Mount Kosvinsky Kamen, Kosvinsky Mountain, Kosvinski Mountain, Kosvinsky Rock or Rostesnoy Rock (Russian: Косвинский камень, Косьвинский камень, Ростесной камень) is a mountain in the northern Urals, Sverdlovsk Oblast, Russia.

Its summit is bare of vegetation with an uneven rocky surface and small lakes fed by melting snow. The Kosva River flows from the mountain, hence the name.

The Great Soviet Encyclopedia describes Kosvinsky Rock as "mountain massif" of height 1,519 m. Its constitution is pyroxenites and dunites of lower and middle Paleozoic era. The slopes are covered with conifers with some birch up to 900–1,000 m, with alpine tundra above.
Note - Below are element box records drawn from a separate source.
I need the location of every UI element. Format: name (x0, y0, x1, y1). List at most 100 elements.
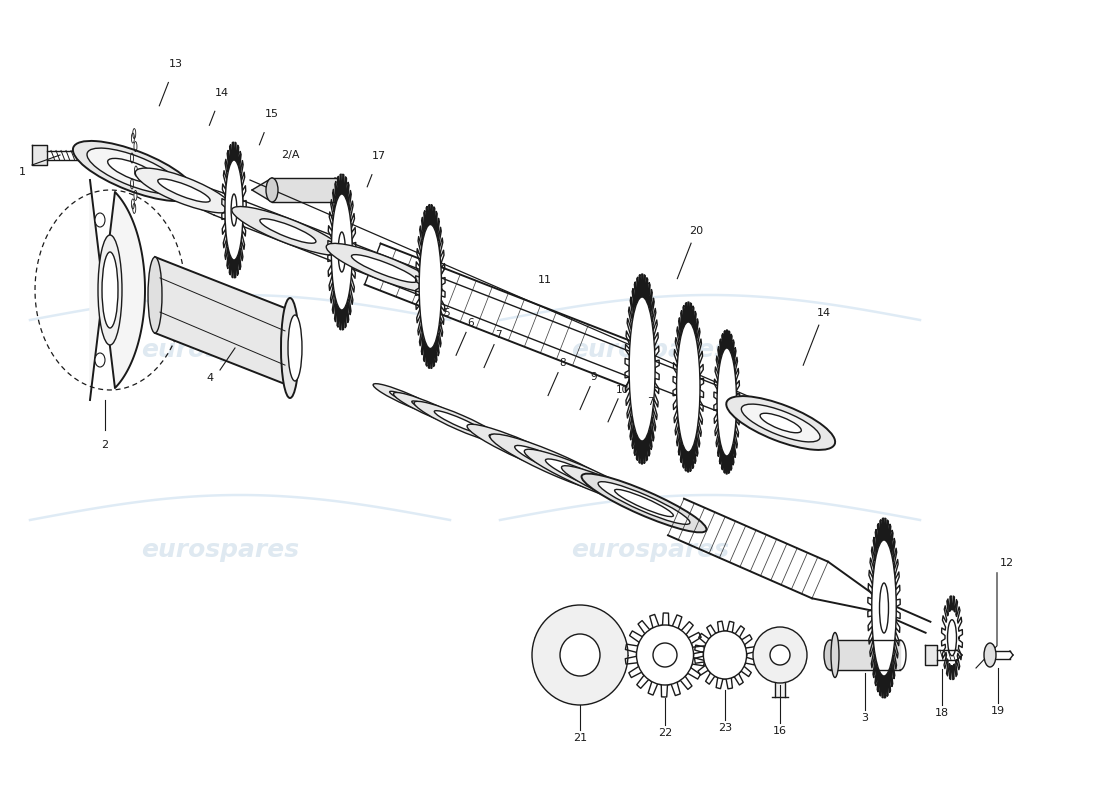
Text: 19: 19 (991, 706, 1005, 716)
Ellipse shape (525, 450, 643, 504)
Ellipse shape (87, 148, 180, 194)
Ellipse shape (352, 254, 417, 282)
Text: 1: 1 (19, 167, 25, 177)
Ellipse shape (754, 627, 807, 683)
Ellipse shape (73, 141, 195, 201)
Polygon shape (222, 142, 246, 278)
Ellipse shape (266, 178, 278, 202)
Polygon shape (673, 302, 704, 472)
Ellipse shape (582, 474, 706, 532)
Ellipse shape (824, 640, 836, 670)
Ellipse shape (95, 353, 104, 367)
Polygon shape (714, 330, 739, 474)
Text: 13: 13 (168, 59, 183, 69)
Ellipse shape (676, 322, 700, 452)
Ellipse shape (102, 252, 118, 328)
Text: 7: 7 (495, 330, 502, 341)
Ellipse shape (490, 434, 559, 466)
Text: 11: 11 (538, 275, 552, 285)
Text: 15: 15 (264, 109, 278, 119)
Text: 6: 6 (466, 318, 473, 328)
Text: 10: 10 (616, 385, 628, 394)
Text: eurospares: eurospares (571, 338, 729, 362)
Ellipse shape (947, 620, 957, 656)
Polygon shape (830, 640, 900, 670)
Text: 16: 16 (773, 726, 786, 736)
Ellipse shape (419, 225, 441, 349)
Text: eurospares: eurospares (141, 338, 299, 362)
Ellipse shape (653, 643, 676, 667)
Ellipse shape (260, 218, 316, 243)
Polygon shape (625, 613, 705, 697)
Ellipse shape (560, 634, 600, 676)
Text: 14: 14 (214, 88, 229, 98)
Ellipse shape (411, 401, 452, 419)
Ellipse shape (468, 424, 581, 477)
Ellipse shape (148, 257, 162, 333)
Text: 9: 9 (591, 373, 597, 382)
Ellipse shape (490, 434, 623, 495)
Ellipse shape (288, 315, 302, 381)
Ellipse shape (583, 475, 641, 502)
Ellipse shape (726, 396, 835, 450)
Ellipse shape (561, 466, 662, 512)
Polygon shape (155, 257, 290, 386)
Ellipse shape (98, 235, 122, 345)
Ellipse shape (414, 402, 506, 444)
Text: 2/A: 2/A (280, 150, 299, 160)
Text: eurospares: eurospares (141, 538, 299, 562)
Ellipse shape (615, 490, 673, 517)
Ellipse shape (717, 348, 737, 456)
Ellipse shape (135, 168, 232, 213)
Ellipse shape (389, 391, 427, 408)
Text: 21: 21 (573, 733, 587, 743)
Ellipse shape (770, 645, 790, 665)
Text: 4: 4 (207, 373, 213, 383)
Polygon shape (272, 178, 336, 202)
Text: 20: 20 (689, 226, 703, 236)
Ellipse shape (872, 540, 896, 676)
Text: 2: 2 (101, 440, 109, 450)
Ellipse shape (95, 213, 104, 227)
Polygon shape (925, 645, 937, 665)
Ellipse shape (598, 482, 690, 524)
Text: 8: 8 (559, 358, 565, 369)
Ellipse shape (226, 160, 243, 260)
Ellipse shape (373, 384, 443, 416)
Text: eurospares: eurospares (571, 538, 729, 562)
Ellipse shape (637, 625, 693, 685)
Ellipse shape (232, 206, 344, 255)
Ellipse shape (108, 158, 161, 184)
Text: 22: 22 (658, 728, 672, 738)
Polygon shape (776, 683, 785, 697)
Polygon shape (252, 178, 272, 202)
Text: 7: 7 (647, 397, 653, 407)
Text: 23: 23 (718, 723, 733, 733)
Ellipse shape (629, 297, 656, 441)
Polygon shape (868, 518, 900, 698)
Text: 3: 3 (861, 713, 869, 723)
Ellipse shape (741, 404, 821, 442)
Text: 12: 12 (1000, 558, 1014, 568)
Ellipse shape (546, 459, 623, 494)
Ellipse shape (703, 631, 747, 679)
Polygon shape (32, 145, 47, 165)
Text: 14: 14 (816, 308, 831, 318)
Polygon shape (328, 174, 355, 330)
Ellipse shape (394, 393, 471, 428)
Ellipse shape (984, 643, 996, 667)
Ellipse shape (830, 633, 839, 678)
Ellipse shape (515, 446, 597, 483)
Ellipse shape (880, 583, 889, 633)
Ellipse shape (532, 605, 628, 705)
Ellipse shape (760, 414, 801, 433)
Text: 5: 5 (443, 308, 450, 318)
Polygon shape (694, 621, 756, 689)
Text: 18: 18 (935, 708, 949, 718)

According to Jane's Defence Weekly, a command post bunker was built near the mountain as of 1994. It was designed to resist US earth penetrating weapons and serves a similar role as the American Cheyenne Mountain Complex. The timing of the Kosvinsky completion date is regarded as one explanation for US interest in a new nuclear bunker buster and the declaration of the deployment of the B61 Mod 11 in 1997: Kosvinsky is protected by about 1,000 feet (300 m) of granite.

US analysts believe that the command post of the Perimeter system is in the bunker under Kosvinsky Kamen mountain.